Maybe I don't have permission to watch due to geographical constraints.


----------



## Pegg (Jun 7, 2011)

I love nature cams!


----------



## shanebudgie (Feb 5, 2016)

thanks so much for posting the link.bald eagles are truly a magnificent Bird.I love to watch them soar and catch fish.it's a awesome site to see.blessings everyone.


----------



## FaeryBee (May 9, 2011)

*One of the eaglets has hatched now!

https://www.washingtonpost.com/news...-to-hatch-at-arboretum-in-d-c/?wpisrc=nl_buzz*


----------



## aluz (Jul 24, 2011)

Yay, welcome to the world, little one!! arty: This video I was able to watch.


----------



## FaeryBee (May 9, 2011)

*So apparently, those in other countries can see the videos but not the streaming live-cams.

Such a cute little eaglet. *


----------



## tonic (Nov 13, 2009)

I can see the streaming live cams.... lucky me!


----------



## StarlingWings (Mar 15, 2013)

Beautiful little eaglet and thank you so much for the live feed link, Deborah! I so love experiencing the wild like that  

As a side note, if anyone's looking for some interesting cams, check out Africam--it's a network of several wildlife cameras in a national park in Africa. I've seen elephants, hippos and zebras on there!

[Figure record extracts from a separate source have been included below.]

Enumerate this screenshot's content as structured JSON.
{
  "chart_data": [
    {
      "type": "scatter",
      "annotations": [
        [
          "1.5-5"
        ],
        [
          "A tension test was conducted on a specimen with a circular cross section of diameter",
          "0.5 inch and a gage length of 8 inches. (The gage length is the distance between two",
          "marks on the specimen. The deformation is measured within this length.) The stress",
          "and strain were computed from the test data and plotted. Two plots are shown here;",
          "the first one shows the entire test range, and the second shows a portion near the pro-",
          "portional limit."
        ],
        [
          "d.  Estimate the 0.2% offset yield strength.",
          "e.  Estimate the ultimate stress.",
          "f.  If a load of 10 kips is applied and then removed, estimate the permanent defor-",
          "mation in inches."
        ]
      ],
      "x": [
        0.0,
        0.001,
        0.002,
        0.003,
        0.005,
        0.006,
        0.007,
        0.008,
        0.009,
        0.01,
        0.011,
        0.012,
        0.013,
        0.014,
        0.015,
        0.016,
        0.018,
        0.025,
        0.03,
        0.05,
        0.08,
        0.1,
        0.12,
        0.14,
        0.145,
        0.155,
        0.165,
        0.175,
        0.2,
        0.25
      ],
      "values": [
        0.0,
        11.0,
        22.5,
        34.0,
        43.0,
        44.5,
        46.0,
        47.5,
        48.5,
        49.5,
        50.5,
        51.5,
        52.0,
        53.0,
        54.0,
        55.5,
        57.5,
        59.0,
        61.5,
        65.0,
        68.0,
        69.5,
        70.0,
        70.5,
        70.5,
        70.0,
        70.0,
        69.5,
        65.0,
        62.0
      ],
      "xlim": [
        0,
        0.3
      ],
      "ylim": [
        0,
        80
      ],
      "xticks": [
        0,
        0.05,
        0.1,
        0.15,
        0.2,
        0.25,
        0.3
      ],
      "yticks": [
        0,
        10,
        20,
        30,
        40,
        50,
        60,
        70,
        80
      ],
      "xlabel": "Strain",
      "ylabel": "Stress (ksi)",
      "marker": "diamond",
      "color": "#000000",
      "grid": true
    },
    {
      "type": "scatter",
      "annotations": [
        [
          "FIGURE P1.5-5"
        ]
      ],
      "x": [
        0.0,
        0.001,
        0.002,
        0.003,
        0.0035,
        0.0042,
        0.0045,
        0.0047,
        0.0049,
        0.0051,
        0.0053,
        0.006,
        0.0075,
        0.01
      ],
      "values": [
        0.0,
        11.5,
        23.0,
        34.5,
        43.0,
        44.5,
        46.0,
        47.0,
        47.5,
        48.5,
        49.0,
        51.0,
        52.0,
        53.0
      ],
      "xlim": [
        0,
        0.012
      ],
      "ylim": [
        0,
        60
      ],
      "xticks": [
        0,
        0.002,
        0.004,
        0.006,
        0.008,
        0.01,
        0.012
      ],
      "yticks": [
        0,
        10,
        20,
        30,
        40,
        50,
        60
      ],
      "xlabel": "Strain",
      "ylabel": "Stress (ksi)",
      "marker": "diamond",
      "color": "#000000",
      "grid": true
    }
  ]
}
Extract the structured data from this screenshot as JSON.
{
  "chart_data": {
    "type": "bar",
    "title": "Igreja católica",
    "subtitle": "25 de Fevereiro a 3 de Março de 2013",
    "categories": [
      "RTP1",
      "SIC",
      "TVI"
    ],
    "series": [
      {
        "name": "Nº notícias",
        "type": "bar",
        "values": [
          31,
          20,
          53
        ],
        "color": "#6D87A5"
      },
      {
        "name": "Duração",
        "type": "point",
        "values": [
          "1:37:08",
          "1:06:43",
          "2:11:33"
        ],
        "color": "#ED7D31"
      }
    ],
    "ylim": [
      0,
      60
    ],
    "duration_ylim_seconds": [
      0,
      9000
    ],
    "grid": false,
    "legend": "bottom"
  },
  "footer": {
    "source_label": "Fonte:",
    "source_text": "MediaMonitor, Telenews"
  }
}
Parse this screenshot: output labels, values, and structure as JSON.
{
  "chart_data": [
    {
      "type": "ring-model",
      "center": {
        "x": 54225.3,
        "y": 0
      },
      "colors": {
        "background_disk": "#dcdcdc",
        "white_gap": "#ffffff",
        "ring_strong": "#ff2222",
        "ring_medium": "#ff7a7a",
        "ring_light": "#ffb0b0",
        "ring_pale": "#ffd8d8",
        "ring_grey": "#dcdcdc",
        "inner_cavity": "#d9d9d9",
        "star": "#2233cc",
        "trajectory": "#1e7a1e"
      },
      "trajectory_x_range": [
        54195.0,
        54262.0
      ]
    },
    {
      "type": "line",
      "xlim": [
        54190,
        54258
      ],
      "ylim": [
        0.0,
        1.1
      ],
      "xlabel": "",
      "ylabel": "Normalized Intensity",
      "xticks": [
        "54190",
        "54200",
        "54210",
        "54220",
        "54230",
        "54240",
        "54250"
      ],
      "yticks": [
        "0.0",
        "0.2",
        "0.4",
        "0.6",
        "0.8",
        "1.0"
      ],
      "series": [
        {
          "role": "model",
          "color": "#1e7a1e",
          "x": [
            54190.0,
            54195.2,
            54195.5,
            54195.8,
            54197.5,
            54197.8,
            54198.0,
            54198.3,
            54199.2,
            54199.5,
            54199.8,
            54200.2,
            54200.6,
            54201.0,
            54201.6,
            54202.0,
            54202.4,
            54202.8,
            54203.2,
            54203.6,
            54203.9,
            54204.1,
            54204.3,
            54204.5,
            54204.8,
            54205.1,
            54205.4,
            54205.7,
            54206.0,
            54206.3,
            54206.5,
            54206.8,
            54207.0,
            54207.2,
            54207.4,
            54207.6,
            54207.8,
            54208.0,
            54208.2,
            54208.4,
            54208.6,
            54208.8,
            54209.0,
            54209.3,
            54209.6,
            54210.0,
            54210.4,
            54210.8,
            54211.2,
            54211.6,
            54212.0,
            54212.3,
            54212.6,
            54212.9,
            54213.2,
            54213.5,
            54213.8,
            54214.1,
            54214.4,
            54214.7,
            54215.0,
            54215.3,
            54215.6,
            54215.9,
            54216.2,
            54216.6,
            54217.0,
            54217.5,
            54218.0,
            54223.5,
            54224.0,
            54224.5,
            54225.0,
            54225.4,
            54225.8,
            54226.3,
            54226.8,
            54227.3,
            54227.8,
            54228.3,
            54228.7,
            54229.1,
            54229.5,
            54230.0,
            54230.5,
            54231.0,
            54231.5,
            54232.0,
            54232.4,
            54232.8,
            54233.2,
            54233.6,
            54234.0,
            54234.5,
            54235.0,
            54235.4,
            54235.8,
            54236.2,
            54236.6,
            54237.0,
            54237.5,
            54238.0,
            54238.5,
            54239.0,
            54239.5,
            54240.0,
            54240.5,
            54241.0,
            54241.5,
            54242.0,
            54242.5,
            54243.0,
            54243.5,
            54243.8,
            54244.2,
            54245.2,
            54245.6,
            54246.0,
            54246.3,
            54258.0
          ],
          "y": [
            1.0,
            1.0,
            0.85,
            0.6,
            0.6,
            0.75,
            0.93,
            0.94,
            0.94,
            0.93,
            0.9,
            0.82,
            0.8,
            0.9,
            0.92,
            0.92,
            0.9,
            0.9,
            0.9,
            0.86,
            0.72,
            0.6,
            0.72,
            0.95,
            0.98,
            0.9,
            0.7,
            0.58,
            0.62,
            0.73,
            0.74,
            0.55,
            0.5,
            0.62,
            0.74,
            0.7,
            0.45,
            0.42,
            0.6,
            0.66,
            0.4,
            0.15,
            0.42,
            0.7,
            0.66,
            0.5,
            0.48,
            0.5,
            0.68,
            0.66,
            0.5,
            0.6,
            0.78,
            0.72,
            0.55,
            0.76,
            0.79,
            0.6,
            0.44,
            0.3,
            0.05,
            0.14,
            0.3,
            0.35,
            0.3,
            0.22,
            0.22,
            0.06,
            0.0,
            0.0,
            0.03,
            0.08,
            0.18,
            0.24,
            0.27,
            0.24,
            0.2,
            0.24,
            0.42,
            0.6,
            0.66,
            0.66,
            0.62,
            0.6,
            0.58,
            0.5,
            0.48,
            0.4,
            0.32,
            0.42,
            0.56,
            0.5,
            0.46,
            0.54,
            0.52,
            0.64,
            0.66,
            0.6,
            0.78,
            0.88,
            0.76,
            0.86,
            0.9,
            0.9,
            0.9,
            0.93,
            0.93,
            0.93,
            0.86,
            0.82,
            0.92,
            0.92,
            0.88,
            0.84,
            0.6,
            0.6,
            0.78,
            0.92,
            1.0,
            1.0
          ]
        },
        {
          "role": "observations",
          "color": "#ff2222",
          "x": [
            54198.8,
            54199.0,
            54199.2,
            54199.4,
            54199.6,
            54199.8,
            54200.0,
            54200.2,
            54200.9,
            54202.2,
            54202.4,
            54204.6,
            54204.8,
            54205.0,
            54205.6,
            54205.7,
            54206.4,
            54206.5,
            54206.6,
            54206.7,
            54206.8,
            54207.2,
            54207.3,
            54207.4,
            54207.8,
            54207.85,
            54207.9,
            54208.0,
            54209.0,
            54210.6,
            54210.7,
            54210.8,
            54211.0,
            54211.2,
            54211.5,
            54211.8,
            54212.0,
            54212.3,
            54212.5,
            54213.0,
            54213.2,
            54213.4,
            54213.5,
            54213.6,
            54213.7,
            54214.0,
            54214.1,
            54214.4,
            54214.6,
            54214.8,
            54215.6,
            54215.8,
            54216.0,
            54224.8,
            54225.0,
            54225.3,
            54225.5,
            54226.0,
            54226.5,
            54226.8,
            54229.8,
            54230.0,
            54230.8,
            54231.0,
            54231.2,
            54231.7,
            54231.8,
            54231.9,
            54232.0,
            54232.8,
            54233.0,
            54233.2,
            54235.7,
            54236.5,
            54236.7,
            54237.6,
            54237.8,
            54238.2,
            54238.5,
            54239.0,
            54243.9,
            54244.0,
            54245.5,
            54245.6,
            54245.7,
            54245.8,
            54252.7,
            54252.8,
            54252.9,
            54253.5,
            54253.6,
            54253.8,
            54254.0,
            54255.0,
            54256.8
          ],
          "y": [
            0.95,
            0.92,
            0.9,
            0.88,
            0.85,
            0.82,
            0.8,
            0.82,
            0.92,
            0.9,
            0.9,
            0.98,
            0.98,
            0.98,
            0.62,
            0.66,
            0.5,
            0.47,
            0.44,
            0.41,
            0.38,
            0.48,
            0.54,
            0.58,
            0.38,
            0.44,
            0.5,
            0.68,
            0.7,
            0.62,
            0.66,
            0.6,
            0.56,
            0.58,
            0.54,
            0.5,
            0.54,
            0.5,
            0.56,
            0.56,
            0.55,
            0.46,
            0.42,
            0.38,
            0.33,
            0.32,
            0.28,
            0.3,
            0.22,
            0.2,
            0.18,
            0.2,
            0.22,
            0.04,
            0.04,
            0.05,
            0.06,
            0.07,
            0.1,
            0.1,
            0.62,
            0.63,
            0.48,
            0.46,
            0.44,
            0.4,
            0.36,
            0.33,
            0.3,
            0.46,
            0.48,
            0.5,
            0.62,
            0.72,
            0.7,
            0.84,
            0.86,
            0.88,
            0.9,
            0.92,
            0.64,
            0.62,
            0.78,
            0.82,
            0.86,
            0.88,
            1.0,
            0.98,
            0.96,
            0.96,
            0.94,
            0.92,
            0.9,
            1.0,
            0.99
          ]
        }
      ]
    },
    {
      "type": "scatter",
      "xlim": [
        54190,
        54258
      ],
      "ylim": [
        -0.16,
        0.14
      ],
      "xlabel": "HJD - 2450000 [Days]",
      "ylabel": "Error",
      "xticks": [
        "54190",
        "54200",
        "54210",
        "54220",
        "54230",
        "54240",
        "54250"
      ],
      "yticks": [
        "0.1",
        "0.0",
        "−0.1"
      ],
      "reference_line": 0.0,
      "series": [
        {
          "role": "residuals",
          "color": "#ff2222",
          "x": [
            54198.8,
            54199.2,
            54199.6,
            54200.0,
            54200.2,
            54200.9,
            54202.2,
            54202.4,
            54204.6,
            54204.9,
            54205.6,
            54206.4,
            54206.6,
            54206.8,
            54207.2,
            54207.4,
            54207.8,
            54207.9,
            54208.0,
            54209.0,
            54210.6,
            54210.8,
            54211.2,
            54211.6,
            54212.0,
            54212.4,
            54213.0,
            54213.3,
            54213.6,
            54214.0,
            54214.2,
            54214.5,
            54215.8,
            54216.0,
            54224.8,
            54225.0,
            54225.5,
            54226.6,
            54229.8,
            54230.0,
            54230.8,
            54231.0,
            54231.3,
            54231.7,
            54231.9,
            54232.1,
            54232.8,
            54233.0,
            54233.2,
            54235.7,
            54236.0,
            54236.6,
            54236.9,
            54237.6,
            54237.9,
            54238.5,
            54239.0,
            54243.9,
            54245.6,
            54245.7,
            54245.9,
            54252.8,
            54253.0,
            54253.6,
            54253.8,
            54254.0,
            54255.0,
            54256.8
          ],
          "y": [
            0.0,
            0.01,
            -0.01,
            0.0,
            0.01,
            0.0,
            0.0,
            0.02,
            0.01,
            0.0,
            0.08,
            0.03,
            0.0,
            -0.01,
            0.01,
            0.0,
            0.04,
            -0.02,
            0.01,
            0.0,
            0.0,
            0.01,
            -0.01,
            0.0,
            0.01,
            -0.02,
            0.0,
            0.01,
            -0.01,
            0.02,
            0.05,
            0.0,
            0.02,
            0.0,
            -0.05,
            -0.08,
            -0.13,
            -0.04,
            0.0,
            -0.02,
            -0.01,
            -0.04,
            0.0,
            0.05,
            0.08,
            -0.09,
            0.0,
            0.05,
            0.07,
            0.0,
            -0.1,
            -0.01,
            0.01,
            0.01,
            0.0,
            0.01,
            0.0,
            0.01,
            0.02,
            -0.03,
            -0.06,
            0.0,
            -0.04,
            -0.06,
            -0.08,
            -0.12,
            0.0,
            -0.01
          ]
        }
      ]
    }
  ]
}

It is a live feed, so it's hard for me to watch because of the time difference (it's almost always night over there when I turn it on) but I'm sure some of the rest of you could see it 

I love bald eagles, they're so majestic. We have a breeding pair that has lived by our lake for several years now, sometimes we even see them swoop down to snatch up a fish. Magnificent


----------